For technocrats accustomed to being armed with facts and figures, the triumph of political narratives over hard fact presents a real challenge. The temptation is to hide behind numbers, dismissing skeptical voices as uninformed, and thus not worthy of attention. This has not worked in the past, and it will not work today.
The situation has reached a dangerous impasse, as evidenced by recurring standoffs between countries, like Greece and Italy, where immigrants are most likely to enter the EU, and those, like Germany and Austria, more worried about migrants traveling between countries.

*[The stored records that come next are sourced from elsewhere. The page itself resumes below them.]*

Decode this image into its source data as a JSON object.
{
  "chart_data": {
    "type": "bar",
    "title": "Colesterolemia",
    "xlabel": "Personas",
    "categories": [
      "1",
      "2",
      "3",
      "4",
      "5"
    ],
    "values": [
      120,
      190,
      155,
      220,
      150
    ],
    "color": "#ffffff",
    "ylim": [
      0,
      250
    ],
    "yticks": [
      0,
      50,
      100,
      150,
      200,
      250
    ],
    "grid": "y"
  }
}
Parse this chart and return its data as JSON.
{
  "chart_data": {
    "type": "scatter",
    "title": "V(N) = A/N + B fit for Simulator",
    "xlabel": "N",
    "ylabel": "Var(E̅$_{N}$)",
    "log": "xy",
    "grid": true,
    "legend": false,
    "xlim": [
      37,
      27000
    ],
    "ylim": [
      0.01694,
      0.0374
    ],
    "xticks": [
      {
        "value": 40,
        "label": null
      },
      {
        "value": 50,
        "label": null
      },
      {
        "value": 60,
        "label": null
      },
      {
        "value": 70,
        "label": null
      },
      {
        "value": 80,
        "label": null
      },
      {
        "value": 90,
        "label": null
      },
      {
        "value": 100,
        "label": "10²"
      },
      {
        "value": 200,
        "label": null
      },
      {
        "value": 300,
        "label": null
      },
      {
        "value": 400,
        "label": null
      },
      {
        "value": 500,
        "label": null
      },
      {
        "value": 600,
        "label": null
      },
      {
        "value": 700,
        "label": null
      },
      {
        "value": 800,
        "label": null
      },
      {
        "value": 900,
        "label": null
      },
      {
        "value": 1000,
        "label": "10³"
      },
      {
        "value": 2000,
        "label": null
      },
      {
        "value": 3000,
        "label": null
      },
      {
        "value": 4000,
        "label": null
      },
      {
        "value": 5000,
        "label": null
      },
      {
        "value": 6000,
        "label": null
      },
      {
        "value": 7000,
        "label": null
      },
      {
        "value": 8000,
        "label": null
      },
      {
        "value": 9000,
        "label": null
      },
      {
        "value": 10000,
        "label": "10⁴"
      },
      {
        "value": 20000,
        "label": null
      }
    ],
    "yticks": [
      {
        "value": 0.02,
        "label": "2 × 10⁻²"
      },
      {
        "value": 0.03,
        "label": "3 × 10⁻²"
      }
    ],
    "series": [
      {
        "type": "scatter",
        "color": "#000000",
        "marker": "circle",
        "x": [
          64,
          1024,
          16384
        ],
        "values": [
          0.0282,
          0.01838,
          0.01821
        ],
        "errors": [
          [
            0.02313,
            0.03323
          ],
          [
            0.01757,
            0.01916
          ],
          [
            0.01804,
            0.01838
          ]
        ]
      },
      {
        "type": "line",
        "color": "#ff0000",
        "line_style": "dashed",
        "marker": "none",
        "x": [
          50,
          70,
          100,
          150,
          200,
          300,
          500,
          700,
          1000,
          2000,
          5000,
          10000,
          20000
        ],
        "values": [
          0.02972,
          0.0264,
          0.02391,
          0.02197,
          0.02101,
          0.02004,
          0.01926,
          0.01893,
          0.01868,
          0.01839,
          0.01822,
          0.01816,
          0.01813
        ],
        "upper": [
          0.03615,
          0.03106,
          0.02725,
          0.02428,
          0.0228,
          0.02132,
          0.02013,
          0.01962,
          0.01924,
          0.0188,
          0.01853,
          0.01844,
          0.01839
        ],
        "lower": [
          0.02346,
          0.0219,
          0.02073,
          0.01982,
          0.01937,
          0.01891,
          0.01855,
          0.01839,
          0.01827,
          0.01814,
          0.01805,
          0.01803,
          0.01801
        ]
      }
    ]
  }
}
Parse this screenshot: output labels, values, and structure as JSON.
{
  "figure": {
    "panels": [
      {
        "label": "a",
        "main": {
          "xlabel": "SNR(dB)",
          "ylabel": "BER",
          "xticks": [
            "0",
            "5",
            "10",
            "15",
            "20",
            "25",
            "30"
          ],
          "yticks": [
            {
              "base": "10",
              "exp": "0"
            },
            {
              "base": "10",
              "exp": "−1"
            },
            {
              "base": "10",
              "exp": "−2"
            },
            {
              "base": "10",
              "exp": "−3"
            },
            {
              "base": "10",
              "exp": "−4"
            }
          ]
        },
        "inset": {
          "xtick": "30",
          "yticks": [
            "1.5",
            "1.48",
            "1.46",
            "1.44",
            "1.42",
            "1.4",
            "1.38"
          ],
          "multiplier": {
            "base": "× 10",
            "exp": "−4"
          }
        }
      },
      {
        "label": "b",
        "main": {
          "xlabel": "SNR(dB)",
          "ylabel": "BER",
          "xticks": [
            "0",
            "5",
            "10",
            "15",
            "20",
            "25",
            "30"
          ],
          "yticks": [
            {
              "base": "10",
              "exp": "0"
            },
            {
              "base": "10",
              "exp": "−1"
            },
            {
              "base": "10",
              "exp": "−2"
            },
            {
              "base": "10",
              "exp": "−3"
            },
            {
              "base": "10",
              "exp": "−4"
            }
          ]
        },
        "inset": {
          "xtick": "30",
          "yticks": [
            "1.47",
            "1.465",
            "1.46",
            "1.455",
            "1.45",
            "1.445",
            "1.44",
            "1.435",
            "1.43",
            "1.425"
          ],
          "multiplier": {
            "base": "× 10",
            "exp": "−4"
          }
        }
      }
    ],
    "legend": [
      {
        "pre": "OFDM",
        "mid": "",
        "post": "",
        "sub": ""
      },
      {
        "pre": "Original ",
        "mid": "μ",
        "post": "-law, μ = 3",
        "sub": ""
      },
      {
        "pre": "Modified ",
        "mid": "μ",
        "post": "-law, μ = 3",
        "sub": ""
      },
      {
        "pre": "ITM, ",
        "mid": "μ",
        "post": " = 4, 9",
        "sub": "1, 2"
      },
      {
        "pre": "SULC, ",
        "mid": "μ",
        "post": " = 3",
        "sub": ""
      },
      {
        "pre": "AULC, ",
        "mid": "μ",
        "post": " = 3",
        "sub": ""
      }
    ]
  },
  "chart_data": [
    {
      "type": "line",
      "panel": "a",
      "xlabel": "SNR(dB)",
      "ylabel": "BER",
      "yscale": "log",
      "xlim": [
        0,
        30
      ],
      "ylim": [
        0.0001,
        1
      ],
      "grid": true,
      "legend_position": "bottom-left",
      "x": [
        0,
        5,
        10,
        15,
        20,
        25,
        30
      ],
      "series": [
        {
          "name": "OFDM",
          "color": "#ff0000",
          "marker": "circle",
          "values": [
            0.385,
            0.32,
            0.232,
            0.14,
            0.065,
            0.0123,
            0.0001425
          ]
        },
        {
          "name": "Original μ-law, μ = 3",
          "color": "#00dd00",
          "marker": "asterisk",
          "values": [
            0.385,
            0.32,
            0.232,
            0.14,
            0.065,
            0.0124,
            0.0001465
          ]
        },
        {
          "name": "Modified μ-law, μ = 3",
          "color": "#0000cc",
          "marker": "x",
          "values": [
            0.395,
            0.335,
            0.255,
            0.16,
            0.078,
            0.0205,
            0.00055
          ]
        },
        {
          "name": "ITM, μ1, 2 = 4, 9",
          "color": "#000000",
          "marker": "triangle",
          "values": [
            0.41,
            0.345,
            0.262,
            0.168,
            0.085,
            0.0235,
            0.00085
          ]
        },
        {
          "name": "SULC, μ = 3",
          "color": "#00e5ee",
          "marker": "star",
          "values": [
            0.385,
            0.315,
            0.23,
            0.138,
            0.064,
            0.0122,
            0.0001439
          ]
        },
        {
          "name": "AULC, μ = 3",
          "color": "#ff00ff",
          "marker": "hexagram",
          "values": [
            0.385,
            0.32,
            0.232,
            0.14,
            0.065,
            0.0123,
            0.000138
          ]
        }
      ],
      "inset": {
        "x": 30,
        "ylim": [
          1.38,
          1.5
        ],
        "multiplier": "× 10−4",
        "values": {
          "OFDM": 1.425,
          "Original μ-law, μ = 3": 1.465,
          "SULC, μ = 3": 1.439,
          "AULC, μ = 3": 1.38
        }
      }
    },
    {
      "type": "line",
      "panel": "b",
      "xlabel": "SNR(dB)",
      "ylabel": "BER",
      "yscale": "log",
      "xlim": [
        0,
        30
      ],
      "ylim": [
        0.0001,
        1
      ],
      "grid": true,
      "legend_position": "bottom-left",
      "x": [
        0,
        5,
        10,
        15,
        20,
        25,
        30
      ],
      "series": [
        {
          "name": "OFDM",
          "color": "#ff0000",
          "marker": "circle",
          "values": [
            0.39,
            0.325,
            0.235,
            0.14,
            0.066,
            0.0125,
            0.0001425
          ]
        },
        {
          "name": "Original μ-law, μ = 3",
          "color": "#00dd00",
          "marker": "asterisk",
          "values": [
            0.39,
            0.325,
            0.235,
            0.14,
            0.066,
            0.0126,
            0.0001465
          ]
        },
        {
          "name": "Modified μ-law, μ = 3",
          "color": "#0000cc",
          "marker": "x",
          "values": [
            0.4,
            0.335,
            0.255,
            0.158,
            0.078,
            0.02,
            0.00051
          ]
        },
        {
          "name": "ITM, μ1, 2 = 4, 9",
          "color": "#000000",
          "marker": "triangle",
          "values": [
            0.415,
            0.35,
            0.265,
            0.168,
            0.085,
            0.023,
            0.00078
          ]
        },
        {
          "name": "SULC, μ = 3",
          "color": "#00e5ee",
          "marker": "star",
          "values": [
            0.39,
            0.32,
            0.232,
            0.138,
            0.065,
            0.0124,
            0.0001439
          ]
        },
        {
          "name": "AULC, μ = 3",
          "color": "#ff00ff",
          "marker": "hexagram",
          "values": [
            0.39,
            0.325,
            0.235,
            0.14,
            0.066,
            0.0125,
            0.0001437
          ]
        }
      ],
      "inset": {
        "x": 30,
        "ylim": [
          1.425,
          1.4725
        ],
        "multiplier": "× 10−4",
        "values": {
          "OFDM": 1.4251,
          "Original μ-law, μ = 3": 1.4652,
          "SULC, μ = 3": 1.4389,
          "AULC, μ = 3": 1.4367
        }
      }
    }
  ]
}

Loud voices calling for radical solutions to perceived problems — divorced as they may be from fact — are attractive to voters not only because they play into their fears, but because they speak to their desire for someone to take charge and “fix” the situation.
Liberal minds need to wade into the debate, not shy away from it. But there is also a need to change tack in terms of the counternarratives that we employ.
Politicians and experts need to show much more empathy when it comes to the opinions and beliefs of ordinary people. Fears and doubts need to be understood — not dismissed. This takes time and patience, but the center is much less polarized than we often believe it to be.
For example, if a country is asked whether “it is right” to welcome foreigners, the response is likely to be highly polarized — and the political response highly polarizing. But try asking a more subtle question: Which do you prefer, a foreigner with no residence permit, unable to find legal work and thus more likely to fall prey to criminal organizations, or a regular, tax-paying immigrant? And a possibility of finding common ground emerges.
Tapping into fear has always been easier than trying to find viable solutions, but that should not stop liberal-minded politicians from trying. The room for calm public discourse may have shrunk, but there is still plenty of space for data and facts. We just need to use them more carefully — and more compassionately.